Multi-alternative, Multi-attribute Decision-making
When decision-makers are faced with a choice among multiple options that have several attributes, preferences are often influenced by how the options are related to one another. This is a salient problem in marketing where consumer preferences can be influenced and even reversed by the context defined by available products. For example, a car that appears to be a compromise between one that has great reliability and another that is very affordable might be selected more often than the two extremes. We are interested in understanding (1) how context affects choice behavior and (2) what guides the underlying dynamics of multi-alternative decision processes.
Dynamically Changing Information
When we make decisions, we are often faced with complex, changing information. Any reasonable decision-making process should be able to adjust to and integrate new information, yet little is known about how this is done. Most past decision research has been devoted to understanding stationary decisions where a choice is made on the basis of fixed, unchanging information. We are interested in understanding the impact of non-stationary information on decision processes. This research addresses the following key questions: (1) How quickly do people adapt to new information? (2) How is new information integrated into the decision process? (3) Are there commonalities in how decision processes respond to changed information across different paradigms (e.g., perceptual versus consumer choice, risky versus riskless choice)? 4) Or are adaptation and integration of new information domain specific?
In collaboration with the Department of Pathology, Microbiology, Immunology at Vanderbilt University Medical Center, we investigate the cognitive processes involved in diagnostic decision-making. Diagnosis in pathology relies on expert analysis of images to detect abnormalities. While the exact rate of diagnostic errors is unknown, consistent evidence suggests error rates are >10%. It is thus critical that we understand how people make decisions based on visual information derived from medical images in order to improve training and minimize the occurrence of misdiagnoses.

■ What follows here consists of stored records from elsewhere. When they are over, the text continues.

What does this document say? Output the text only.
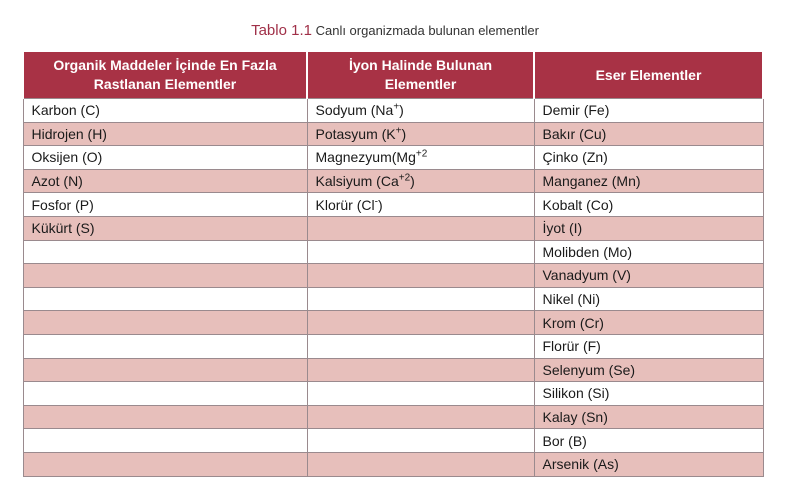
Tablo 1.1 Canlı organizmada bulunan elementler
Organik Maddeler İçinde En Fazla Rastlanan Elementler	İyon Halinde Bulunan Elementler	Eser Elementler
Karbon (C)	Sodyum (Na+)	Demir (Fe)
Hidrojen (H)	Potasyum (K+)	Bakır (Cu)
Oksijen (O)	$Magnezyum(Mg^{+2}$	Çinko (Zn)
Azot (N)	Kalsiyum $(Ca^{+2})$	Manganez (Mn)
Fosfor (P)	Klorür (Cl-)	Kobalt (Co)
Kükürt (S)		İyot (I)
		Molibden (Mo)
		Vanadyum (V)
		Nikel (Ni)
		Krom (Cr)
		Florür (F)
		Selenyum (Se)
		Silikon (Si)
		Kalay (Sn)
		Bor (B)
		Arsenik (As)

The study of how people infer the probability of unknown events is an important concern in judgment research. Subjective probability judgments guide our everyday lives from a doctor judging the likelihood of a disease to a financial analyst judging the future behavior of the stock market. Our aim is to understand how people make inference judgments and why these judgments often deviate from the normative rules of classic probability theory. To this end, we use formal models based on quantum probability theory to construct and test theories of judgment. Quantum probability theory relaxes some of the axioms or assumptions of standard probability theory in order to account for violations of the latter.